Sometimes, quidding can occur in horses with all their teeth but need to correct sharp points . It is also common in cases of tongue paralysis. Quidding can be caused by old age or loose teeth. Quidding should not be considered a problem, but a sign that the horse’s diet needs to be altered in order to get optimal nutrition. Horsemen believe that quidding is caused by the horse’s inherent knowledge that it cannot safely eat large, unchewed boluses forage. This safety feature protects against choke.

Quidding and Teeth Dysfunction in Old Horses

Catherine Whitehouse M.S. is a nutritionist at Kentucky Equine Research.
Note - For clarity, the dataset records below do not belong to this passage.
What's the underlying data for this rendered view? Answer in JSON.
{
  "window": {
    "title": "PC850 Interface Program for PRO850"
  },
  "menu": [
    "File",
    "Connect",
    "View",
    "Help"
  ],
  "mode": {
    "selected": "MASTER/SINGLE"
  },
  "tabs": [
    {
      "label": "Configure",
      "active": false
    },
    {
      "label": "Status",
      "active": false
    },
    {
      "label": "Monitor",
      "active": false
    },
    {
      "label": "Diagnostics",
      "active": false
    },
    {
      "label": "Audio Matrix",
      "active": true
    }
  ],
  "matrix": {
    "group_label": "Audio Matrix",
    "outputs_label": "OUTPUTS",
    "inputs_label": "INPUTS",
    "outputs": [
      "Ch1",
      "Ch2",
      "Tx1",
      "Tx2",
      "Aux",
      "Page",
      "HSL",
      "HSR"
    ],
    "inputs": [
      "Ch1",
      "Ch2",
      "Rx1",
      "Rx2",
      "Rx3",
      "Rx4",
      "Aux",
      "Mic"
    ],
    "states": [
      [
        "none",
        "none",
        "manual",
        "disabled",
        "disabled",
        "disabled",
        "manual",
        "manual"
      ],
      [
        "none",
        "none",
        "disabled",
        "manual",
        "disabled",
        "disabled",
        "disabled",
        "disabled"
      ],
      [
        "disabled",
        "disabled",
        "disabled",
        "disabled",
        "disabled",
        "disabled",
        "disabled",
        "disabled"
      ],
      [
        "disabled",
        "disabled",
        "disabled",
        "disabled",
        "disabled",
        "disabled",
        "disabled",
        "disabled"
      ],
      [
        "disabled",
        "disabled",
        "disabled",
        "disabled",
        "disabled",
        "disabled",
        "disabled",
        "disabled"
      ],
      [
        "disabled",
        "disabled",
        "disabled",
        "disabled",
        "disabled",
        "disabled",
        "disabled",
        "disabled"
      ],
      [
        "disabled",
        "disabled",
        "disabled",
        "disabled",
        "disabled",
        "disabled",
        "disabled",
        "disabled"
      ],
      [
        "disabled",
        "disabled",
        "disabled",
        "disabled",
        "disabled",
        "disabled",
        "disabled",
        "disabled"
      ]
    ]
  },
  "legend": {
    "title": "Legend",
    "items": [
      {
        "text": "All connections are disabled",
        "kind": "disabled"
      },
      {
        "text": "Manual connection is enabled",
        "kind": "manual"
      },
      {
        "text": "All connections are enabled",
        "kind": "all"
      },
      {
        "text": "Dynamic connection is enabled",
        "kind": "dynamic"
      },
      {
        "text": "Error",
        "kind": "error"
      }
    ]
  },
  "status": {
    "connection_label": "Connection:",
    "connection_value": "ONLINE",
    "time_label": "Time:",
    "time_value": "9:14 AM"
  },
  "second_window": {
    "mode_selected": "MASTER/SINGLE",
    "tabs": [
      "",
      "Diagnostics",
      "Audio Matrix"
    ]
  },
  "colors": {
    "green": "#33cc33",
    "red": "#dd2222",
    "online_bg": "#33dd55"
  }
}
  • A soft, leafy, alfalfa (lucerne), hay. This would seem to be an inappropriate feedstuff choice for older horses with poor teeth. Horses quickly learn to shake, paw and stir alfalfa to separate preferred leaves from stems. These leaves are small and easy to grasp by horses’ lips. Alfalfa Hay can be easily stripped from older horses. The leaves are easily dissolved once they reach the horse’s lips. Whitehouse stated that leaves are not only delicious, but also provide a lot of nutrition.
  • Hay pellets. This is an excellent alternative forage that can be used to care for older horses. The pellets are usually made from high-quality hay, which has been pulverized before being pelleted. Horses will find the pellets easy to chew and are able to swallow them whole as long as they don’t have a history of bolting. She said that hay pellets are often recommended for older horses. If a horse has trouble chewing, she recommends wetting the pellets to make a mush.
  • Senior feeds. These feeds contain a variety of energy sources that are easy to digest, such as vegetable oil and stabilized rice bran. Also, they have fermentable fibers like soybean hulls or beet pulp. Senior feeds that are textured or pelleted are acceptable to most horses.
  • Vegetable oils. Horses love vegetable oils. These oils include soybean oil and canola oil as well as corn oil, soybean oil and rice oil. Whitehouse noted that oils are caloric and can be drizzled over hay pellets or senior feed to increase energy. This is especially true if the senior horse has trouble maintaining their body weight. Although fish oil is the best way to add omega-3s to a diet (see EO-3), soybean or canola oil are better options.

Equine nutritionists can help owners create a diet that provides all the nutrients they need for their horses’ optimal health. Get in touch with a KER nutritionist right away.

Horses with missing or loose teeth may not be able long-stem feeds. However, horse owners often allow their horses access to forage and hay to give them “chew time,” which horses are just as likely to enjoy as chasing away insects. It will enjoy grazing as long as it has learned to quit and is satisfied by simple-to-chew foods.

Supplements can help with skin and feet problems in older horses. A biotin supplement can often improve hooves, skin and hair. To strengthen hooves, a daily intake of 20mg of biotin per day is recommended. BIO-Bloom PS ( BIO-Bloom HF) in Australia not only contains the recommended amount of biotin, but also provides methionine, which is an essential amino acid for keratin production.

Supplementation with omega-3 fatty acid supplements, particularly the marine omega-3s docosahexaenoic (DHA), and eicosapentaenoic (EPA) could help to strengthen immunity in older horses. EO-3 is a marine-derived source for DHA and EPA. Horse owners have reported that it is effective in treating skin conditions.